Dal
longob. *trewwa, latinizzato
treuua, il termine fa parte dei germanismi di ambito giuridico/amministrativo trasmessi all'it. attraverso il filtro del lat. mediev. (cfr. Castellani,
Gramm. stor., pp. 86-87, con ulteriori rif.). Il sost. è att. in it. antico già nell'arcaica
Formula di confessione umbra e ha il signif. di 'cessazione temporanea di un conflitto', che resta prevalente nei secoli, tanto che spesso si trova usato in unione sinon. con
pace (cfr.
TLIO s.v. tregua). La forma impiegata da Dante, che presenta costantemente il dittongo di
e dopo consonante +
r, è propria del fior. due-trecentesco ed è condivisa anche dal sen. e dal lucch. (cfr. Castellani,
Gramm. stor., pp. 355-56). Come osserva Battistini in ED s.v.
triegua, Dante usa due volte su tre la forma plur., forse per esigenza di rima (considerato che la rima in
-egue ricorre solo in questi luoghi). Quanto al signif., si deve notare che in nessuna delle tre occ. nella
Commedia la voce ha propr. a che fare con la sfera semantica della guerra. A differenza del sost.
pace (vd.),
triegua è privo di qualsiasi connotazione politico-morale o relig. Dante, infatti, usa la voce con signif. estens., per indicare una più gen. 'sospensione temporanea (di un'attività)'. A
Inf. 7.88 compare in una frase neg., con rif. alla somministrazione dei beni da parte della Fortuna, attività continua e incessante che procede appunto senza 'soste' o 'interruzioni'. D'altra parte, alcuni commentatori hanno colto anche in questo passo un'allusione all'attività bellica, come già nella glossa di
Boccaccio, Esposizioni («cioè intermessione alcuna, sì come coloro che guerreggiano hanno ne' tempi delle triegue»). Le altre due occ. del termine in senso fig., a
Purg. 14.136 e
Purg. 17.75, hanno valore più chiaramente neutro, senza vi si debba necessariamente cogliere il rif. a una situazione dolorosa o spiacevole.
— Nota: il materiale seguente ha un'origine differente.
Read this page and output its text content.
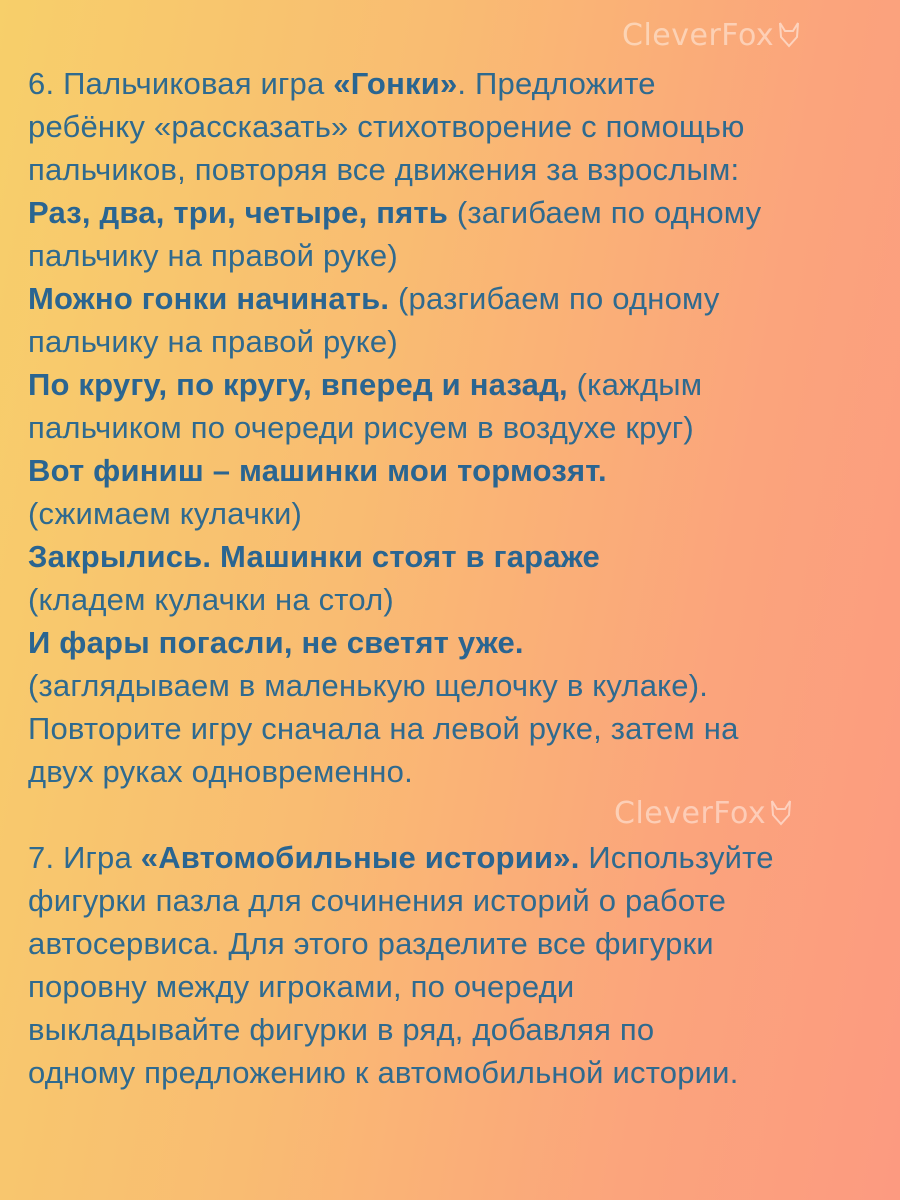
CleverFox
CleverFox
6. Пальчиковая игра «Гонки». Предложите
ребёнку «рассказать» стихотворение с помощью
пальчиков, повторяя все движения за взрослым:
Раз, два, три, четыре, пять (загибаем по одному
пальчику на правой руке)
Можно гонки начинать. (разгибаем по одному
пальчику на правой руке)
По кругу, по кругу, вперед и назад, (каждым
пальчиком по очереди рисуем в воздухе круг)
Вот финиш – машинки мои тормозят.
(сжимаем кулачки)
Закрылись. Машинки стоят в гараже
(кладем кулачки на стол)
И фары погасли, не светят уже.
(заглядываем в маленькую щелочку в кулаке).
Повторите игру сначала на левой руке, затем на
двух руках одновременно.
7. Игра «Автомобильные истории». Используйте
фигурки пазла для сочинения историй о работе
автосервиса. Для этого разделите все фигурки
поровну между игроками, по очереди
выкладывайте фигурки в ряд, добавляя по
одному предложению к автомобильной истории.
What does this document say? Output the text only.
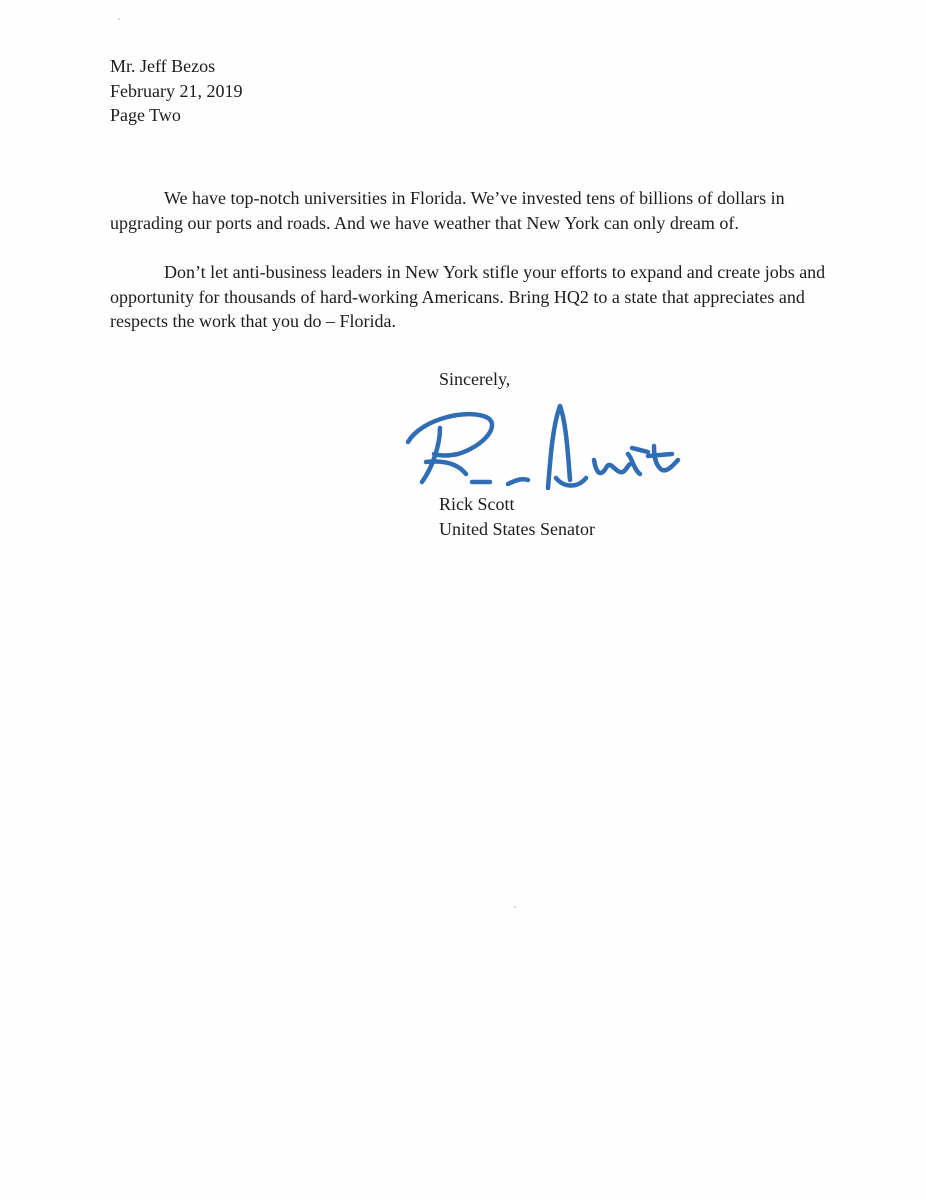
Mr. Jeff Bezos
February 21, 2019
Page Two

We have top-notch universities in Florida. We’ve invested tens of billions of dollars in upgrading our ports and roads. And we have weather that New York can only dream of.

Don’t let anti-business leaders in New York stifle your efforts to expand and create jobs and opportunity for thousands of hard-working Americans. Bring HQ2 to a state that appreciates and respects the work that you do – Florida.

Sincerely,
Rick Scott
United States Senator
Nel primo caso si fa rif. alla 'cessazione' della voce di uno degli esempi di invidia punita, che lascia l'udito di Dante e Virgilio in una 'condizione di quiete, riposo fisico e psichico'. Anche nel secondo caso si fa rif. a una sensazione di 'riposo fisico', ma provocato forzatamente dalla legge purgatoriale (cfr. i vv. 62-63), a causa della quale l'energia naturale delle gambe di Dante viene 'messa a riposo, quietata' con il sopraggiungere del buio.
Autore: Irene Angelini.
Data redazione: 10.12.2024.
Data ultima revisione: 29.11.2025.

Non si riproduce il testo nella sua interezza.